Pietranico and Bergman of Virtus Multi-Asset are portfolio managers of the Virtus Global Allocation Fund (I: PALLX), which they have managed with a former sub-adviser since 2009 and 2017, respectively, and the team provides asset allocation recommendations for the CollegeAccess 529 plan. Ghosh is also portfolio manager of the Global Allocation Fund’s equity envelope.

About Virtus Investment Partners, Inc.
Virtus investment partner (NASDAQ: VRTS) is a distinctive partnership of boutique investment managers dedicated solely to the long-term success of individual and institutional investors. We provide investment management products and services from our affiliated managers, each with their own investment style and autonomous investment process, as well as selected Sub-Advisers. Investment solutions are available across multiple disciplines and product types to meet a wide range of investor needs. You can find more information about our company, our investment partners and strategies at virtus.com.

Important risk considerations
Allocation: The risk that the portfolio’s exposure to equities and fixed income securities or to different asset classes will deviate from intended allocation or is not optimal for market conditions at any given time. Issuer risk: The Portfolio is affected by factors specific to the issuers of securities and other instruments in which the Portfolio invests, including actual or perceived changes in the financial condition or business prospects of such issuers. Risk of the underlying fund: The portfolio is indirectly affected by factors, risks and performance specific to other portfolios in which it invests. debt securities: Debt instruments are subject to greater credit and liquidity risk, may be speculative and may decline in value due to changes in interest rates or the deterioration or default of an issuer or counterparty. interest rate: The value of debt instruments may rise or fall in response to changes in interest rates and this risk may be greater for securities with longer maturities. Derivatives: Derivatives may include, but are not limited to, futures, options, forwards and swap agreements and may be used to hedge portfolio risk, create leverage or attempt to enhance returns. Investing in derivatives may result in increased volatility and the Portfolio may suffer a loss greater than its invested capital. Market Volatility: Local, regional or global events such as war, acts of terrorism, the spread of infectious diseases or other public health issues, recessions or other events could have a material impact on the portfolio and its investments, including adversely affecting the performance of the portfolio manager, the portfolio’s assets to be put on as intended. Sustainable investing: Because the portfolio focuses on investing in companies that the manager believes have good environmental, social and corporate governance standards, the portfolio’s investment universe may be smaller than that of other portfolios and broad equity benchmark indices. Equity securities: The market price of equity securities may be adversely affected by financial market, industry or issuer specific events. Focusing on a particular style or on small or medium-sized businesses can increase this risk. Foreign and Emerging Markets: Investing in foreign securities, particularly in emerging markets, exposes the portfolio to additional risks such as increased volatility, currency fluctuations, reduced liquidity, and political, regulatory, economic and market risks.

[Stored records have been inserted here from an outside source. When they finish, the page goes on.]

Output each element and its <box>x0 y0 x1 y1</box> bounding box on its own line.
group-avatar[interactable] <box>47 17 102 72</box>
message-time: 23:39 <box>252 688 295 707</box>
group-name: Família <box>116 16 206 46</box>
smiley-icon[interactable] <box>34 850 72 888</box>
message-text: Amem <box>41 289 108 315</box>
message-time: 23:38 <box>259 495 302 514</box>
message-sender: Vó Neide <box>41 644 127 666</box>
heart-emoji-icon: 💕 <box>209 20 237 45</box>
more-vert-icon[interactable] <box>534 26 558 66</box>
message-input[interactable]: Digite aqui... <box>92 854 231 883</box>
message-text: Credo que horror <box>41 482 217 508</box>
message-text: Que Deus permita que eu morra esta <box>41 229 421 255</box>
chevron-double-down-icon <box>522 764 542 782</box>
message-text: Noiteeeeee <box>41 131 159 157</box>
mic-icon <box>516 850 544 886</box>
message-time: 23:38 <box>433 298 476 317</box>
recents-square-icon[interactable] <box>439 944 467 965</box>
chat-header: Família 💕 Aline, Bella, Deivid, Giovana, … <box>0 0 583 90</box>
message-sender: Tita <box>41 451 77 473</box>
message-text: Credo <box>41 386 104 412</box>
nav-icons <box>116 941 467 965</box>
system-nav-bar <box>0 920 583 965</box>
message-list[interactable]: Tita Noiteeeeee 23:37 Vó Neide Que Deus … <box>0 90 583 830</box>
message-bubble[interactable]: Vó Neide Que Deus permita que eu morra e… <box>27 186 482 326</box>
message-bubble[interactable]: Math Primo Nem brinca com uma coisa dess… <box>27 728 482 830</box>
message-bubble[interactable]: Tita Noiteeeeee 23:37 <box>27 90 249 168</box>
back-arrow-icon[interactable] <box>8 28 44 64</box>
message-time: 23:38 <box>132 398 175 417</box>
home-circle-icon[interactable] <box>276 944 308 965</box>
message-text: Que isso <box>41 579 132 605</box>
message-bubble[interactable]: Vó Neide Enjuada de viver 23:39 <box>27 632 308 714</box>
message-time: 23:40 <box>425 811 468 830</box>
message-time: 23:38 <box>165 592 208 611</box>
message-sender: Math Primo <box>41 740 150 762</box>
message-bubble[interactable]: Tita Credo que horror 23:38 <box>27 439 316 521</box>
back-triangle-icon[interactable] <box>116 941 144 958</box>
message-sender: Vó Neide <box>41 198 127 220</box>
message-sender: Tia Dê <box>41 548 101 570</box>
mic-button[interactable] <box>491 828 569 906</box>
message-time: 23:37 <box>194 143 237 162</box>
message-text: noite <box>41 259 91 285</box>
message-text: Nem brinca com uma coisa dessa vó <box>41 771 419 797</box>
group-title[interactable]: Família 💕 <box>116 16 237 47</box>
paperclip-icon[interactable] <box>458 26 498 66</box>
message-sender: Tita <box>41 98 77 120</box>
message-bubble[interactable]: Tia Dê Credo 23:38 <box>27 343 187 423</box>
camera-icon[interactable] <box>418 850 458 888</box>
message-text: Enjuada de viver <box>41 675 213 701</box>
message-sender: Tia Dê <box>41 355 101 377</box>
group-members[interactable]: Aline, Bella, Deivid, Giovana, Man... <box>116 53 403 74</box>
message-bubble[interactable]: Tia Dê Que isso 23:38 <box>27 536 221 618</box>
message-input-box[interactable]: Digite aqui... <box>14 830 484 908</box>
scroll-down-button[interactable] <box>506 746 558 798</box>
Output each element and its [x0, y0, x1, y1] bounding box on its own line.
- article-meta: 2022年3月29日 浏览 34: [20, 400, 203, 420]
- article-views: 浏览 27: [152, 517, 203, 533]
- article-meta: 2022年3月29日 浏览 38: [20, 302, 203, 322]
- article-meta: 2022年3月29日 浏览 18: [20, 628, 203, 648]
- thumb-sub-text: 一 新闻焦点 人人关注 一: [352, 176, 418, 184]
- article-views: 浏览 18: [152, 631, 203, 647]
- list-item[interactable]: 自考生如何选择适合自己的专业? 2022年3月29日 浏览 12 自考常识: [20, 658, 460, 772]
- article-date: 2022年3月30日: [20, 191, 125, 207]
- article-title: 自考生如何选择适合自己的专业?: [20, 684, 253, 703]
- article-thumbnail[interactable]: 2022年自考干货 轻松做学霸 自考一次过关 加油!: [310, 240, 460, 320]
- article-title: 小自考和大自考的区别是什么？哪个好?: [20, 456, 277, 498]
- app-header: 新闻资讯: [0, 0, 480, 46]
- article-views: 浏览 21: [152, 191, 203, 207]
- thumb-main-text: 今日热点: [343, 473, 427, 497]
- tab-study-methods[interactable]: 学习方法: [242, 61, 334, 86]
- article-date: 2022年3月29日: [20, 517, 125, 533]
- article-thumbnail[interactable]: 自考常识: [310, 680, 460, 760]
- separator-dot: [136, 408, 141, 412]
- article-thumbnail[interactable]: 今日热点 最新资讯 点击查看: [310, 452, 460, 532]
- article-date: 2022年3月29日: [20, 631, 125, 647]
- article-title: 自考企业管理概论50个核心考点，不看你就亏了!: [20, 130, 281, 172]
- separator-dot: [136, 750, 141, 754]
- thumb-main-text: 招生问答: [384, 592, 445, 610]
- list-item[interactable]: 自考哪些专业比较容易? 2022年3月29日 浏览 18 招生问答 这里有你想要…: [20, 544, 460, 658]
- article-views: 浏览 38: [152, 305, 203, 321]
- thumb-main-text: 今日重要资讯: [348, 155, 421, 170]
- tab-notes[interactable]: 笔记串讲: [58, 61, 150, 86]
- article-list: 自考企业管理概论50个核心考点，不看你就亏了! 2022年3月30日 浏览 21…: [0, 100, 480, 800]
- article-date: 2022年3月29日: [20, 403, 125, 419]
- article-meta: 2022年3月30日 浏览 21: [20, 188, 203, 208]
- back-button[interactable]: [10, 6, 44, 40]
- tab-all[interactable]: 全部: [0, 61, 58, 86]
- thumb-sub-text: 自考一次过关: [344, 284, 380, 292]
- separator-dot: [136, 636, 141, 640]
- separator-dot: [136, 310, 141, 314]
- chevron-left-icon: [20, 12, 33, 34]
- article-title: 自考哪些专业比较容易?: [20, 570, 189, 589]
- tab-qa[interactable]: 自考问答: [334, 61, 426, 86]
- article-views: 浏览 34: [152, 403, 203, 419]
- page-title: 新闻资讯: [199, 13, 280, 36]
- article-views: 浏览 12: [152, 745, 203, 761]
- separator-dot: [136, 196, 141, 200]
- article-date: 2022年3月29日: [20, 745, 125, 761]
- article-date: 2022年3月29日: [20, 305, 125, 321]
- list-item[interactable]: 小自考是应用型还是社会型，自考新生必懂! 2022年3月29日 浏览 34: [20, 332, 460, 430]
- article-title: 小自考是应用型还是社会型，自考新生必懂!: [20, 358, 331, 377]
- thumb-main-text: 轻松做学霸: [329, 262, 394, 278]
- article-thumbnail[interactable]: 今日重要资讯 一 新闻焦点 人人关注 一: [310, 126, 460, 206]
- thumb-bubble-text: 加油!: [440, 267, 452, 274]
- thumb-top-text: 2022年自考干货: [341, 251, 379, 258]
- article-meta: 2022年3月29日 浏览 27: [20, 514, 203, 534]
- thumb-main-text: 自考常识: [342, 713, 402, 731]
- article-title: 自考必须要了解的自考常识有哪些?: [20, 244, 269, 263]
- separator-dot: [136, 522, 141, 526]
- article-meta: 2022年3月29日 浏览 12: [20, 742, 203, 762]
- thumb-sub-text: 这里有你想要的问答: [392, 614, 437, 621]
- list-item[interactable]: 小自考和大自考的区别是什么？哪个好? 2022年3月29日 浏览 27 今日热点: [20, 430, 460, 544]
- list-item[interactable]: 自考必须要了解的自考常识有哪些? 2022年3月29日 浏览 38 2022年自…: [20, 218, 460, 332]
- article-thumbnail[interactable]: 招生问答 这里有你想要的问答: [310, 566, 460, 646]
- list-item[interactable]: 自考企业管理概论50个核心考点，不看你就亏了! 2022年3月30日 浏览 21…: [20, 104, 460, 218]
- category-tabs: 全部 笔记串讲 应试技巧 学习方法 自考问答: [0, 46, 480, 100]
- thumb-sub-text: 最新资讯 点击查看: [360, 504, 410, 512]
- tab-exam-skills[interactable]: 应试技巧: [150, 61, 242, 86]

Past performance is no guarantee of future results and actual performance may be higher or lower than that shown. Investment return and capital value will fluctuate, so when you redeem your shares, they may be worth more or less than their original cost.

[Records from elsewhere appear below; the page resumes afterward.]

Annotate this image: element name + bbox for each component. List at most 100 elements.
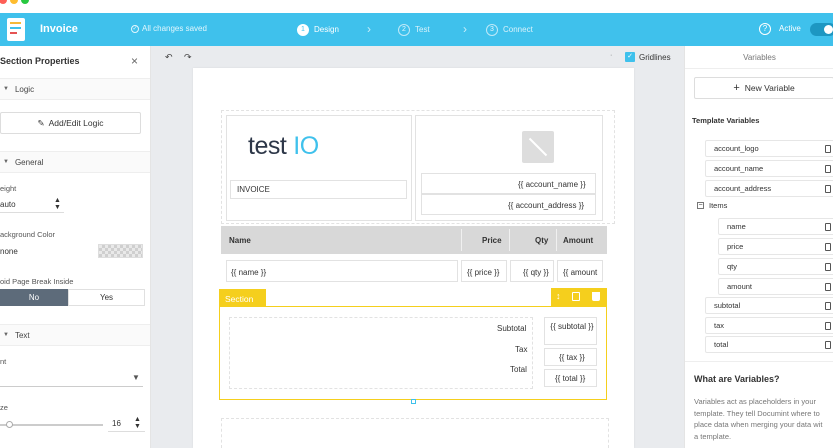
step-test[interactable]: 2 Test [398,21,430,38]
variable-account-name[interactable]: account_name [705,160,833,177]
variable-label: qty [727,262,738,271]
size-input[interactable]: 16 ▲ ▼ [108,416,145,432]
close-icon[interactable]: × [131,54,138,68]
trash-icon[interactable] [592,292,600,301]
copy-icon[interactable] [825,283,831,291]
logic-section-header[interactable]: ▼ Logic [0,78,150,100]
background-color-swatch[interactable] [98,244,143,258]
step-design[interactable]: 1 Design [297,21,339,38]
new-variable-button[interactable]: + New Variable [694,77,833,99]
slider-handle[interactable] [6,421,13,428]
invoice-label: INVOICE [237,185,270,194]
totals-section[interactable]: Subtotal Tax Total {{ subtotal }} {{ tax… [219,306,607,400]
variable-account-address[interactable]: account_address [705,180,833,197]
resize-handle[interactable] [411,399,416,404]
collapse-icon[interactable]: − [697,202,704,209]
stepper-icon[interactable]: ▲ ▼ [54,197,61,211]
copy-icon[interactable] [825,145,831,153]
subtotal-cell[interactable]: {{ subtotal }} [544,317,597,345]
account-name: {{ account_name }} [518,180,586,189]
copy-icon[interactable] [572,292,580,301]
section-label: General [14,157,44,167]
button-label: New Variable [744,83,795,93]
save-status: ✓ All changes saved [131,24,207,33]
variable-label: tax [714,321,725,330]
copy-icon[interactable] [825,185,831,193]
variable-qty[interactable]: qty [718,258,833,275]
active-label: Active [779,24,801,33]
variable-name[interactable]: name [718,218,833,235]
logo-text: test [248,132,287,160]
copy-icon[interactable] [825,263,831,271]
active-toggle[interactable] [810,23,833,36]
yes-option-button[interactable]: Yes [68,289,145,306]
chevron-down-icon: ▼ [3,86,9,92]
logo-accent: IO [293,132,319,160]
size-slider[interactable] [0,421,103,428]
no-option-button[interactable]: No [0,289,68,306]
copy-icon[interactable] [825,223,831,231]
section-tag[interactable]: Section [219,289,266,306]
move-icon[interactable]: ↕ [556,291,561,301]
copy-icon[interactable] [825,165,831,173]
row-price: {{ price }} [467,268,500,277]
invoice-label-cell[interactable]: INVOICE [230,180,407,199]
minimize-window-icon[interactable] [10,0,18,4]
check-circle-icon: ✓ [131,24,139,33]
dropdown-arrow-icon: ▼ [132,373,140,382]
maximize-window-icon[interactable] [21,0,29,4]
variables-tab[interactable]: Variables [685,46,833,69]
variable-account-logo[interactable]: account_logo [705,140,833,157]
table-row[interactable]: {{ name }} {{ price }} {{ qty }} {{ amou… [221,260,607,282]
chevron-down-icon: ▼ [3,332,9,338]
variable-label: account_address [714,184,772,193]
font-select[interactable]: ▼ [0,371,143,387]
column-header-amount: Amount [563,236,594,245]
what-are-variables-heading: What are Variables? [694,374,780,384]
variable-subtotal[interactable]: subtotal [705,297,833,314]
font-label: nt [0,357,7,366]
items-label: Items [709,201,728,210]
items-group[interactable]: − Items [697,201,727,210]
total-value: {{ total }} [555,374,586,383]
invoice-page: test IO INVOICE {{ account_name }} {{ acc… [193,68,634,448]
document-logo-icon [7,18,25,41]
undo-icon[interactable]: ↶ [165,52,173,63]
panel-title: Section Properties [0,56,80,66]
variable-amount[interactable]: amount [718,278,833,295]
tax-cell[interactable]: {{ tax }} [544,348,597,366]
height-input[interactable]: auto ▲ ▼ [0,197,64,213]
logo-block[interactable] [226,115,412,221]
copy-icon[interactable] [825,322,831,330]
total-cell[interactable]: {{ total }} [544,369,597,387]
help-icon[interactable]: ? [759,23,771,35]
general-section-header[interactable]: ▼ General [0,151,150,173]
section-label: Text [14,330,30,340]
account-address-cell[interactable]: {{ account_address }} [421,194,596,215]
more-icon[interactable]: · [610,52,612,59]
text-section-header[interactable]: ▼ Text [0,324,150,346]
background-color-value: none [0,247,18,256]
step-connect[interactable]: 3 Connect [486,21,533,38]
total-label: Total [510,365,527,374]
gridlines-checkbox[interactable]: ✓ [625,52,635,62]
background-color-label: ackground Color [0,230,56,239]
stepper-icon[interactable]: ▲ ▼ [134,416,141,430]
section-properties-panel: Section Properties × ▼ Logic ✎ Add/Edit Lo… [0,46,151,448]
variable-price[interactable]: price [718,238,833,255]
height-value: auto [0,200,16,209]
copy-icon[interactable] [825,302,831,310]
step-number: 1 [297,23,309,36]
variable-tax[interactable]: tax [705,317,833,334]
copy-icon[interactable] [825,341,831,349]
footer-section[interactable] [221,418,609,448]
variable-total[interactable]: total [705,336,833,353]
column-header-name: Name [229,236,251,245]
redo-icon[interactable]: ↷ [184,52,192,63]
copy-icon[interactable] [825,243,831,251]
column-header-price: Price [482,236,502,245]
account-name-cell[interactable]: {{ account_name }} [421,173,596,194]
column-header-qty: Qty [535,236,549,245]
add-edit-logic-button[interactable]: ✎ Add/Edit Logic [0,112,141,134]
close-window-icon[interactable] [0,0,7,4]
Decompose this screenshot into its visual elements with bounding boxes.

The program manager and underwriter for the CollegeAccess 529 plan is VP Distributors LLC, One Financial Plaza, Hartford, Connecticut 06103, 1-800-243-4361. The plan is issued by the South Dakota Higher Education Savings Trust.

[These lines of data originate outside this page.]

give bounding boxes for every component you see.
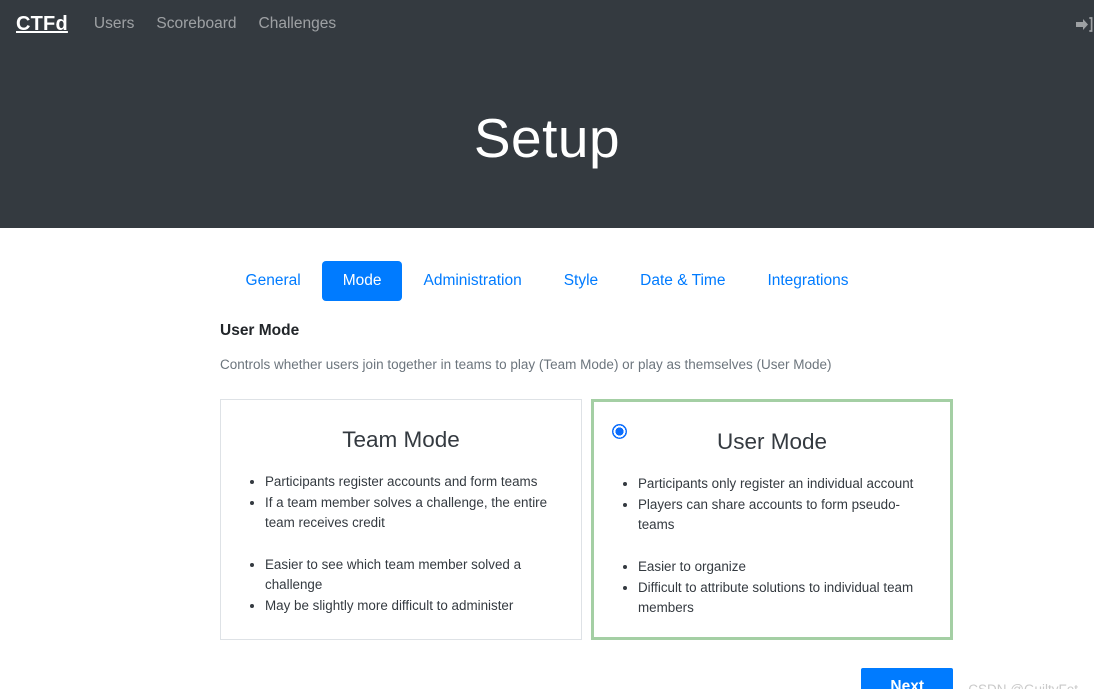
setup-footer: Next	[220, 667, 953, 689]
page-title: Setup	[473, 106, 621, 169]
nav-item-users[interactable]: Users	[94, 15, 134, 33]
mode-card-user-title: User Mode	[716, 428, 828, 454]
top-navbar: CTFd Users Scoreboard Challenges Lo	[0, 0, 1094, 48]
list-item: May be slightly more difficult to admini…	[265, 596, 565, 616]
mode-radio-user[interactable]	[612, 423, 627, 439]
tab-integrations[interactable]: Integrations	[746, 261, 869, 301]
sign-in-icon	[1075, 16, 1093, 32]
mode-card-user-list-primary: Participants only register an individual…	[610, 474, 934, 534]
list-item: Difficult to attribute solutions to indi…	[638, 578, 934, 618]
user-mode-section: User Mode Controls whether users join to…	[0, 322, 1094, 689]
list-item: Easier to see which team member solved a…	[265, 555, 565, 595]
main-content: General Mode Administration Style Date &…	[0, 228, 1094, 689]
list-item: Players can share accounts to form pseud…	[638, 495, 934, 535]
mode-card-team-title: Team Mode	[342, 426, 460, 452]
tab-mode[interactable]: Mode	[321, 261, 403, 301]
mode-card-group: Team Mode Participants register accounts…	[220, 398, 953, 640]
watermark: CSDN @GuiltyFet	[968, 682, 1078, 689]
mode-card-team-list-secondary: Easier to see which team member solved a…	[237, 555, 565, 615]
setup-tabs: General Mode Administration Style Date &…	[0, 228, 1094, 301]
tab-administration[interactable]: Administration	[402, 261, 542, 301]
nav-item-challenges[interactable]: Challenges	[259, 15, 337, 33]
section-title: User Mode	[220, 322, 300, 339]
list-item: Participants only register an individual…	[638, 474, 934, 494]
tab-style[interactable]: Style	[543, 261, 619, 301]
section-description: Controls whether users join together in …	[220, 357, 832, 372]
next-button[interactable]: Next	[861, 667, 953, 689]
mode-card-team[interactable]: Team Mode Participants register accounts…	[220, 398, 582, 640]
list-item: Participants register accounts and form …	[265, 472, 565, 492]
tab-general[interactable]: General	[225, 261, 322, 301]
brand-logo[interactable]: CTFd	[16, 13, 68, 36]
primary-nav: Users Scoreboard Challenges	[94, 15, 336, 33]
mode-card-user-list-secondary: Easier to organize Difficult to attribut…	[610, 557, 934, 617]
list-item: If a team member solves a challenge, the…	[265, 493, 565, 533]
page-header: Setup	[0, 48, 1094, 228]
nav-login-area[interactable]: Lo	[1075, 0, 1094, 48]
mode-card-team-list-primary: Participants register accounts and form …	[237, 472, 565, 532]
nav-item-scoreboard[interactable]: Scoreboard	[156, 15, 236, 33]
mode-card-user[interactable]: User Mode Participants only register an …	[591, 398, 953, 640]
list-item: Easier to organize	[638, 557, 934, 577]
tab-date-time[interactable]: Date & Time	[619, 261, 746, 301]
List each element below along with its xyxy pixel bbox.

Please review a Fund’s investment objective, risks, charges and expenses carefully before investing. For this and other information about a Virtus Fund, contact your financial representative, call 800-243-4361 or visit us virtus.com for a prospectus or short prospectus. Read it carefully before investing.

Virtus investment funds are distributed by VP Distributors, LLCMember of FINRA and subsidiary of Virtus Investment Partners, Inc.

SOURCE Virtus Investment Partners, Inc.